Dès lors, les époux [F] ne justifient ni d’un préjudice financier en lien avec le manquement de l’agence ni d’une chance perdue de négocier un prix plus favorable et ils seront déboutés de leurs demandes d’indemnisation à ce titre.
Les nombreuses démarches engagées auprès de la mairie aux fins de faire constater et cesser les nuisances sonores subies par les occupants de l’appartement du fait de l’activité de la discothèque sont à l’origine d’un préjudice moral dont la réparation a été justement et complètement évaluée par le tribunal à la somme de 2 000 euros.
Le jugement sera confirmé à ce titre.
C’est également par de justes motifs adoptés par la cour que les premiers juges ont débouté les époux [F] de leurs demandes en remboursement des honoraires d’agence, le contrat d’acquisition ayant été mené à son terme.
Le jugement sera confirmé en ses dispositions pertinentes relatives aux dépens et aux frais irrépétibles.

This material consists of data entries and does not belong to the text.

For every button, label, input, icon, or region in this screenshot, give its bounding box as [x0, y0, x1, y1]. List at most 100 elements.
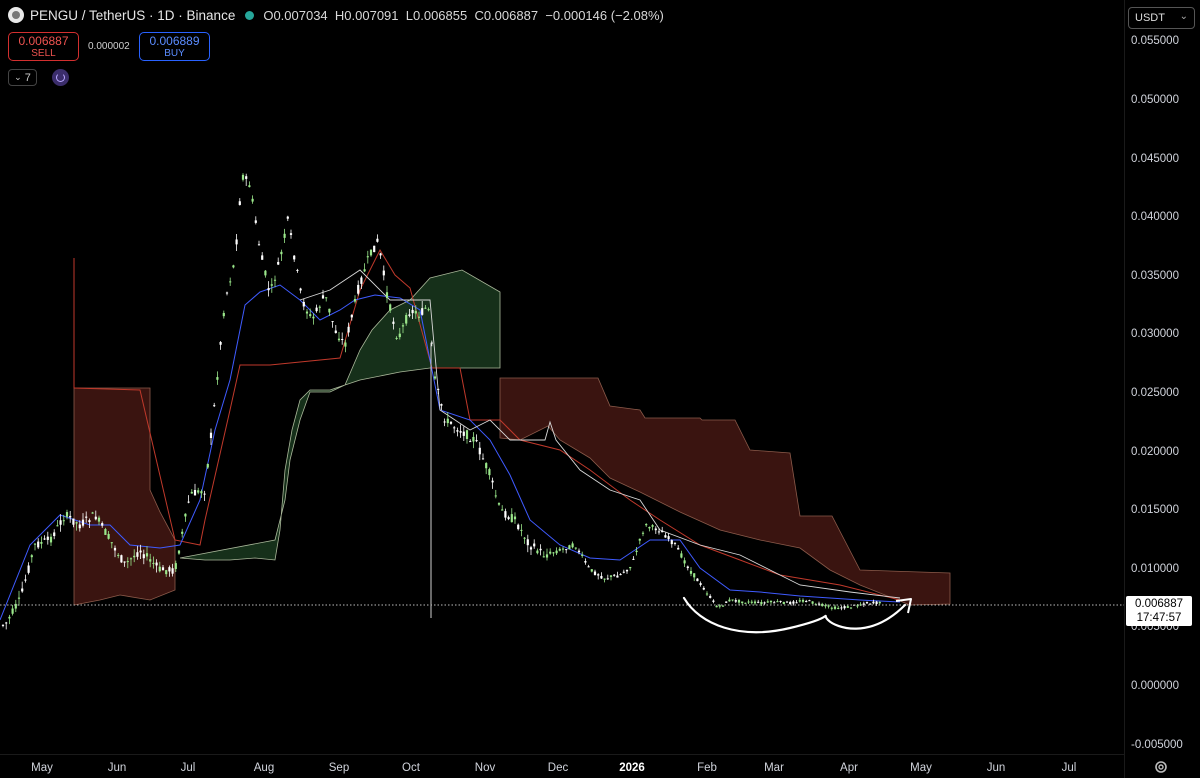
candle-body [197, 490, 200, 493]
candle-body [27, 565, 30, 573]
candle-body [712, 600, 715, 602]
candle-body [517, 524, 520, 530]
candle-body [805, 600, 808, 602]
candle-body [593, 571, 597, 575]
candle-body [200, 491, 203, 494]
candle-body [59, 520, 62, 525]
candle-body [728, 599, 731, 602]
candle-body [264, 270, 267, 276]
candle-body [613, 574, 616, 576]
candle-body [677, 547, 680, 550]
candle-body [843, 606, 846, 609]
price-tick-label: 0.000000 [1131, 680, 1179, 692]
candle-body [654, 528, 657, 531]
candle-body [337, 338, 341, 341]
gear-icon[interactable] [1153, 759, 1169, 775]
time-tick-label: 2026 [619, 762, 645, 774]
cloud-bull [179, 269, 501, 561]
buy-label: BUY [164, 48, 185, 59]
candle-body [689, 570, 693, 574]
kijun-line [73, 248, 901, 601]
candle-body [837, 607, 840, 609]
candle-body [449, 421, 453, 424]
candle-body [424, 307, 427, 309]
candle-body [309, 314, 312, 317]
candle-body [117, 554, 120, 556]
candle-body [373, 245, 376, 253]
candle-body [456, 430, 459, 432]
candle-body [705, 593, 709, 595]
time-tick-label: Feb [697, 762, 717, 774]
sell-button[interactable]: 0.006887 SELL [8, 32, 79, 61]
price-tick-label: 0.055000 [1131, 35, 1179, 48]
chart-header: PENGU / TetherUS · 1D · Binance O0.00703… [8, 7, 664, 23]
candle-body [485, 463, 488, 469]
candle-body [165, 570, 168, 575]
candle-body [369, 249, 373, 256]
candle-body [827, 605, 830, 607]
candle-body [536, 550, 539, 554]
candle-body [184, 513, 187, 517]
candle-body [1, 624, 5, 626]
sync-icon[interactable] [52, 69, 69, 86]
candle-body [453, 427, 456, 429]
candle-body [267, 288, 270, 291]
candle-body [193, 489, 197, 496]
candle-body [763, 602, 766, 604]
candle-body [817, 603, 821, 605]
time-tick-label: May [910, 762, 932, 774]
candle-body [344, 342, 347, 347]
candle-body [145, 553, 149, 557]
candle-body [161, 567, 165, 571]
candle-body [734, 600, 737, 602]
price-chart[interactable] [0, 0, 1124, 754]
currency-select[interactable]: USDT ⌄ [1128, 7, 1195, 29]
ohlc-values: O0.007034 H0.007091 L0.006855 C0.006887 … [263, 8, 664, 23]
candle-body [619, 574, 622, 576]
time-tick-label: Apr [840, 762, 858, 774]
candle-body [241, 174, 245, 180]
candle-body [488, 469, 491, 476]
candle-body [414, 311, 417, 314]
indicators-toggle[interactable]: ⌄ 7 [8, 69, 37, 86]
symbol-title[interactable]: PENGU / TetherUS · 1D · Binance [30, 7, 236, 23]
candle-body [120, 555, 123, 563]
candle-body [549, 551, 552, 554]
candle-body [171, 568, 174, 574]
candle-body [209, 432, 213, 439]
candle-body [773, 602, 776, 604]
candle-body [321, 295, 325, 299]
close-value: C0.006887 [474, 7, 539, 23]
candle-body [459, 431, 462, 433]
buy-button[interactable]: 0.006889 BUY [139, 32, 210, 61]
candle-body [315, 307, 318, 312]
candle-body [526, 539, 529, 546]
candle-body [168, 567, 171, 572]
candle-body [504, 511, 507, 518]
candle-body [875, 601, 878, 604]
candle-body [824, 605, 827, 607]
candle-body [443, 421, 446, 423]
candle-body [40, 541, 43, 544]
pengu-logo-icon [8, 7, 24, 23]
candle-body [651, 525, 654, 527]
candle-body [779, 600, 782, 602]
candle-body [305, 311, 309, 314]
candle-body [625, 569, 629, 572]
candle-body [878, 601, 881, 604]
candle-body [741, 601, 744, 604]
time-tick-label: Sep [328, 762, 350, 774]
candle-body [465, 430, 469, 439]
candle-body [686, 566, 689, 569]
candle-body [510, 514, 513, 523]
candle-body [24, 579, 27, 581]
candle-body [513, 516, 517, 520]
time-tick-label: Aug [253, 762, 275, 774]
candle-body [97, 517, 101, 522]
candle-body [702, 587, 705, 590]
candle-body [347, 326, 350, 333]
candle-body [129, 558, 133, 560]
candle-body [33, 543, 37, 545]
candle-body [869, 603, 872, 605]
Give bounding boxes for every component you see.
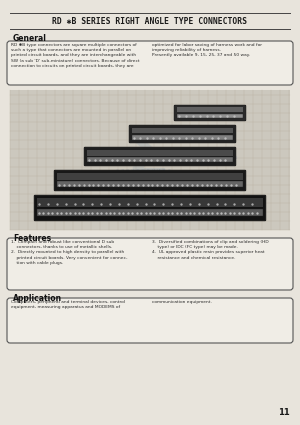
- FancyBboxPatch shape: [34, 195, 266, 221]
- Text: optimized for labor saving of harness work and for
improving reliability of harn: optimized for labor saving of harness wo…: [152, 43, 262, 57]
- Text: RD ✱B SERIES RIGHT ANGLE TYPE CONNECTORS: RD ✱B SERIES RIGHT ANGLE TYPE CONNECTORS: [52, 17, 247, 26]
- Text: General: General: [13, 34, 47, 43]
- Text: .ru: .ru: [230, 155, 238, 159]
- FancyBboxPatch shape: [174, 105, 246, 121]
- FancyBboxPatch shape: [84, 147, 236, 166]
- Bar: [10, 90, 290, 230]
- Bar: [57, 173, 243, 179]
- FancyBboxPatch shape: [7, 238, 293, 290]
- Text: 11: 11: [278, 408, 290, 417]
- Bar: [87, 157, 233, 162]
- Bar: [132, 135, 233, 139]
- Bar: [37, 209, 263, 216]
- Text: RD ✱B type connectors are square multiple connectors of
such a type that connect: RD ✱B type connectors are square multipl…: [11, 43, 140, 68]
- Text: 1.  Compact and robust like conventional D sub
    connectors, thanks to use of : 1. Compact and robust like conventional …: [11, 240, 128, 265]
- Text: Application: Application: [13, 294, 62, 303]
- Text: Features: Features: [13, 234, 51, 243]
- FancyBboxPatch shape: [7, 298, 293, 343]
- Text: Σ: Σ: [127, 130, 170, 190]
- FancyBboxPatch shape: [7, 41, 293, 85]
- Bar: [37, 198, 263, 207]
- FancyBboxPatch shape: [129, 125, 236, 143]
- Bar: [177, 108, 243, 112]
- Bar: [87, 150, 233, 156]
- Text: э л е к т р о н и к а: э л е к т р о н и к а: [116, 167, 170, 173]
- Bar: [57, 181, 243, 187]
- Text: communication equipment.: communication equipment.: [152, 300, 212, 304]
- FancyBboxPatch shape: [54, 170, 246, 191]
- Bar: [132, 128, 233, 133]
- Bar: [177, 114, 243, 118]
- Text: Computers, peripheral and terminal devices, control
equipment, measuring apparat: Computers, peripheral and terminal devic…: [11, 300, 125, 309]
- Text: 3.  Diversified combinations of clip and soldering (HD
    type) or IDC (FC type: 3. Diversified combinations of clip and …: [152, 240, 268, 260]
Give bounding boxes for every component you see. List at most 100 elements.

Les époux [F] succombant en cause d’appel seront condamnés aux dépens d’appel sans qu’il y ait lieu de faire application des dispositions de l’article 700 du code de procédure civile.
PAR CES MOTIFS, LA COUR :
Infirme le jugement rendu le 17 novembre 2022 par le tribunal judiciaire de Nantes en ce qu’il a condamné la SARL SPI Immo Nantes à verser à M. [C] [F] et Mme [X] [F] la somme de 18 000 euros au titre de la perte de chance de renoncer à l’acquisition ou de négocier dans des conditions plus favorables,
Statuant à nouveau sur le chef infirmé,
Déboute M. [C] [F] et Mme [X] [F] de leur demande au titre de la dépréciation du bien immobilier.
Confirme le jugement pour le surplus
Dit n’y avoir lieu à application de l’article 700 du code de procédure civile en cause d’appel.
Condamne M. [C] [F] et Mme [X] [F] aux dépens d’appel.
Rejette toutes autres demandes plus amples ou contraires.